Non-Hispanic white people were overly represented.

Black, Latino and Native American communities were severely undercounted in the 2020 U.S. Census.

According to Reuters, a March 10 report from the Census Bureau revealed for decades white people have been overcounted while people of color were undercounted and similar misreporting continued in 2020.

The bureau said the Latino population had an approximate net undercount of 5%, African-Americans greater than 3% and Native Americans and Native Alaskans on reservations by more than 5%. However, non-Hispanic white people and Asians were overcounted.

This data only covers national estimates, state-level analysis will be revealed later this summer.
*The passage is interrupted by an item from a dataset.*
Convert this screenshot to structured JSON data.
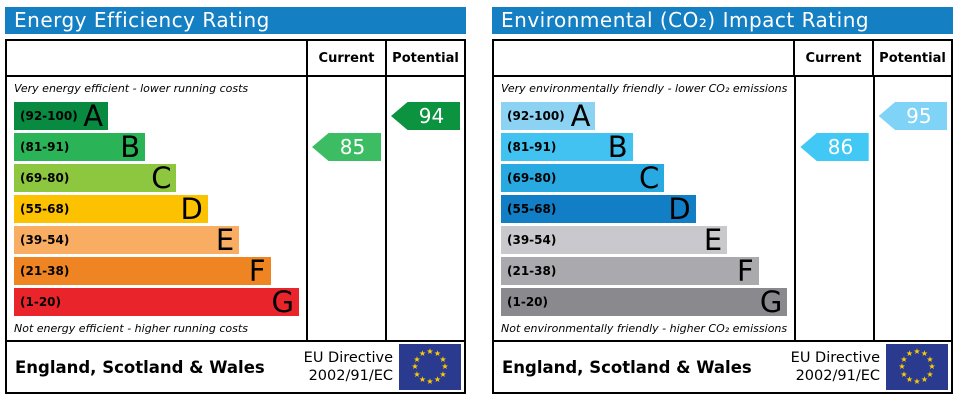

RELATED: Coalition of Black Groups Use #CountMeBlack To Urge 2020 Census Participation

In the census, which is taken every 10 years, information is drawn that helps to determine electoral and representative districts and also distributes billions in funds to various communities, which in turn supports critical areas like law enforcement, public health, education, infrastructure and more.
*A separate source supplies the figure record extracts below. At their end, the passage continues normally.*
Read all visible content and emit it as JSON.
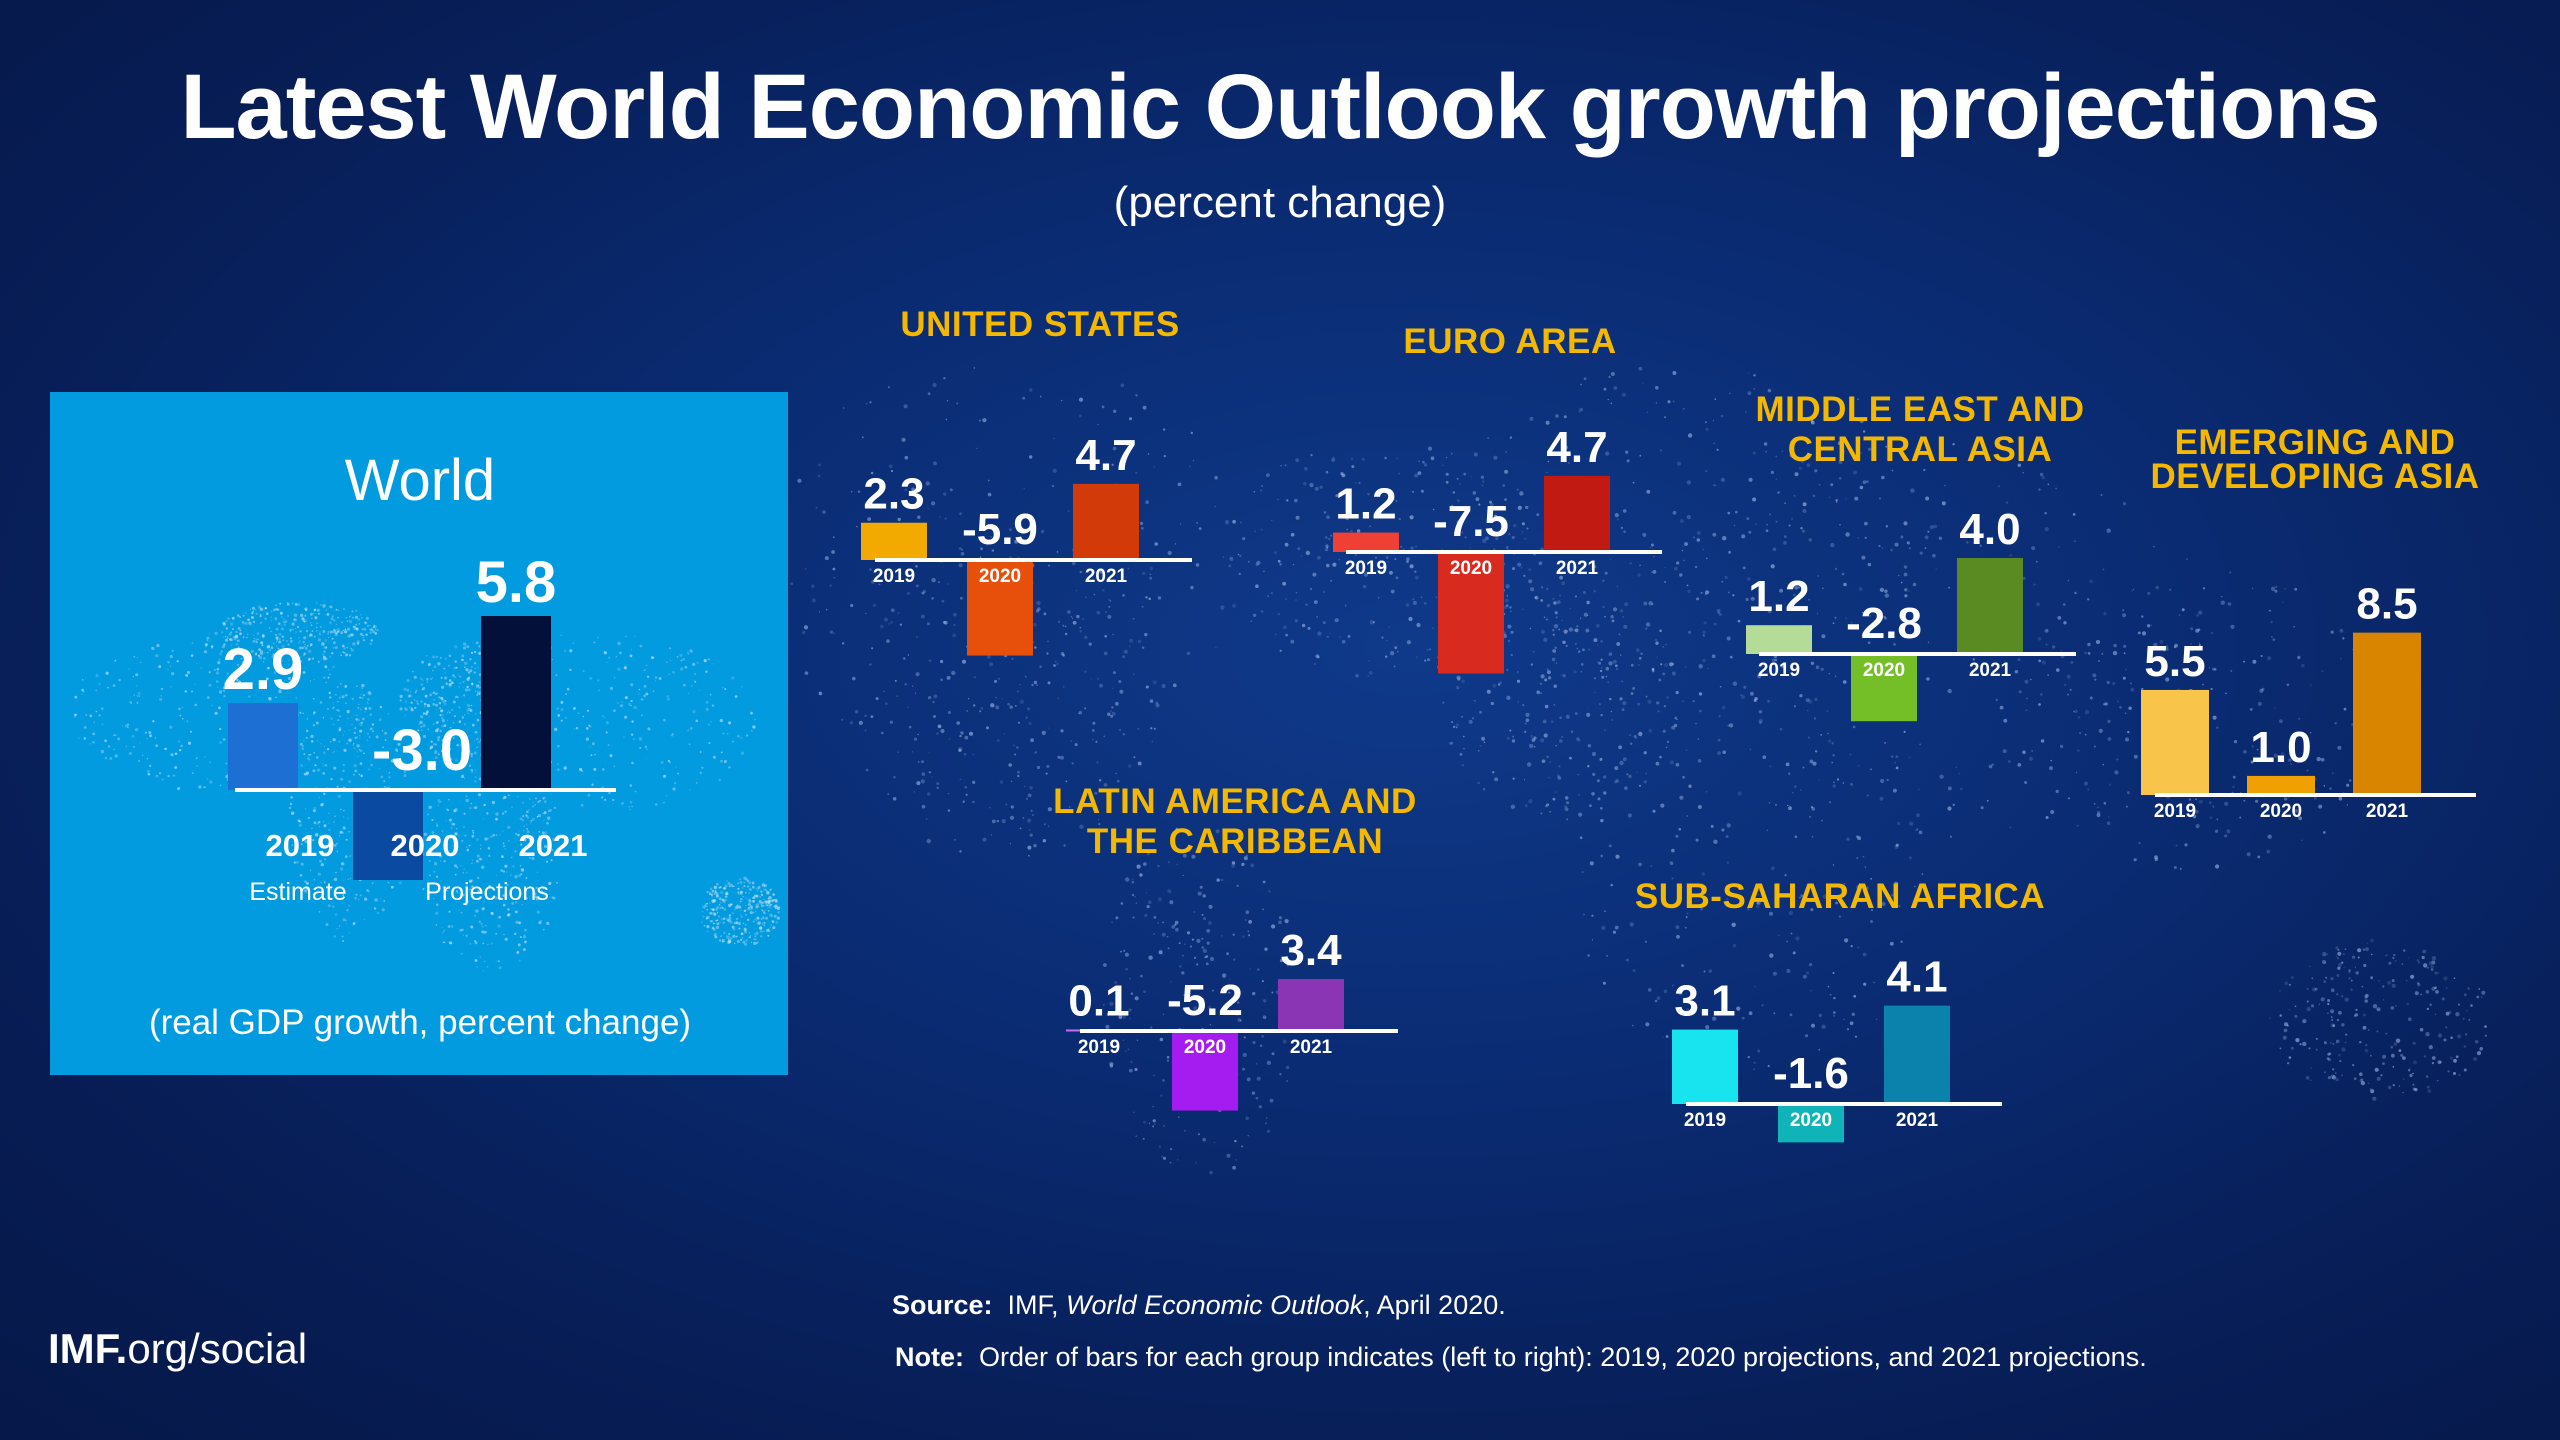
{
  "header": {
    "title": "Latest World Economic Outlook growth projections",
    "subtitle": "(percent change)"
  },
  "world_panel": {
    "title": "World",
    "estimate_label": "Estimate",
    "projections_label": "Projections",
    "caption": "(real GDP growth, percent change)"
  },
  "footer": {
    "source_label": "Source:",
    "source_text_pre": "IMF, ",
    "source_text_italic": "World Economic Outlook",
    "source_text_post": ", April 2020.",
    "note_label": "Note:",
    "note_text": "Order of bars for each group indicates (left to right): 2019, 2020 projections, and 2021 projections.",
    "brand_bold": "IMF.",
    "brand_rest": "org/social"
  },
  "chart_data": [
    {
      "type": "bar",
      "name": "World",
      "categories": [
        "2019",
        "2020",
        "2021"
      ],
      "values": [
        2.9,
        -3.0,
        5.8
      ],
      "labels": [
        "2.9",
        "-3.0",
        "5.8"
      ],
      "colors": [
        "#1e6fd4",
        "#0a4aa0",
        "#02103a"
      ],
      "axis_color": "#ffffff"
    },
    {
      "type": "bar",
      "name": "UNITED STATES",
      "categories": [
        "2019",
        "2020",
        "2021"
      ],
      "values": [
        2.3,
        -5.9,
        4.7
      ],
      "labels": [
        "2.3",
        "-5.9",
        "4.7"
      ],
      "colors": [
        "#f2a900",
        "#e6500a",
        "#d23a0a"
      ]
    },
    {
      "type": "bar",
      "name": "EURO AREA",
      "categories": [
        "2019",
        "2020",
        "2021"
      ],
      "values": [
        1.2,
        -7.5,
        4.7
      ],
      "labels": [
        "1.2",
        "-7.5",
        "4.7"
      ],
      "colors": [
        "#ee4034",
        "#d92a20",
        "#c01a12"
      ]
    },
    {
      "type": "bar",
      "name": "MIDDLE EAST AND CENTRAL ASIA",
      "categories": [
        "2019",
        "2020",
        "2021"
      ],
      "values": [
        1.2,
        -2.8,
        4.0
      ],
      "labels": [
        "1.2",
        "-2.8",
        "4.0"
      ],
      "colors": [
        "#b4dc96",
        "#74be28",
        "#5a8a22"
      ]
    },
    {
      "type": "bar",
      "name": "EMERGING AND DEVELOPING ASIA",
      "categories": [
        "2019",
        "2020",
        "2021"
      ],
      "values": [
        5.5,
        1.0,
        8.5
      ],
      "labels": [
        "5.5",
        "1.0",
        "8.5"
      ],
      "colors": [
        "#f8c44a",
        "#f0a000",
        "#d98500"
      ]
    },
    {
      "type": "bar",
      "name": "LATIN AMERICA AND THE CARIBBEAN",
      "categories": [
        "2019",
        "2020",
        "2021"
      ],
      "values": [
        0.1,
        -5.2,
        3.4
      ],
      "labels": [
        "0.1",
        "-5.2",
        "3.4"
      ],
      "colors": [
        "#c56df4",
        "#a51cf0",
        "#8a36b4"
      ]
    },
    {
      "type": "bar",
      "name": "SUB-SAHARAN AFRICA",
      "categories": [
        "2019",
        "2020",
        "2021"
      ],
      "values": [
        3.1,
        -1.6,
        4.1
      ],
      "labels": [
        "3.1",
        "-1.6",
        "4.1"
      ],
      "colors": [
        "#18e4f0",
        "#10b4b8",
        "#0a82ab"
      ]
    }
  ]
}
Kelly Percival, senior counsel at the Brennan Center for Justice in New York, told Reuters, "Overall, the numbers released today show that the 2020 census suffered from the same problems that previous censuses have. You can't have an accurate census without having an equitable census."

Robert Santos, the Census Bureau's director, claimed at a March 10  news conference that the overall data was "consistent with recent censuses" and could be relied upon for "many uses."

Without another race, the non-Hispanic white population decreased by 8.6 percent since 2010, according to the data released in August. Nonetheless, the white, non-Hispanic population is still the largest racial group in the United States, but that is followed by people who identified on their census forms as “some other” racial category, alone or in combination, representing 49.9 million -- a 129 percent increase. That surpasses the population identifying as Black or African American, which was at 46.9 million, which was still an increase over the 38.9 million reported in 2010, but now making up 14.2 percent of the total U.S. population when identifying as Black or African American alone or in combination. This Hispanic or Latino population, which includes people of any race, was at 62.1 million, increasing 23 percent from 2010.

The Census Bureau has not revealed how or if they will correct the misreporting.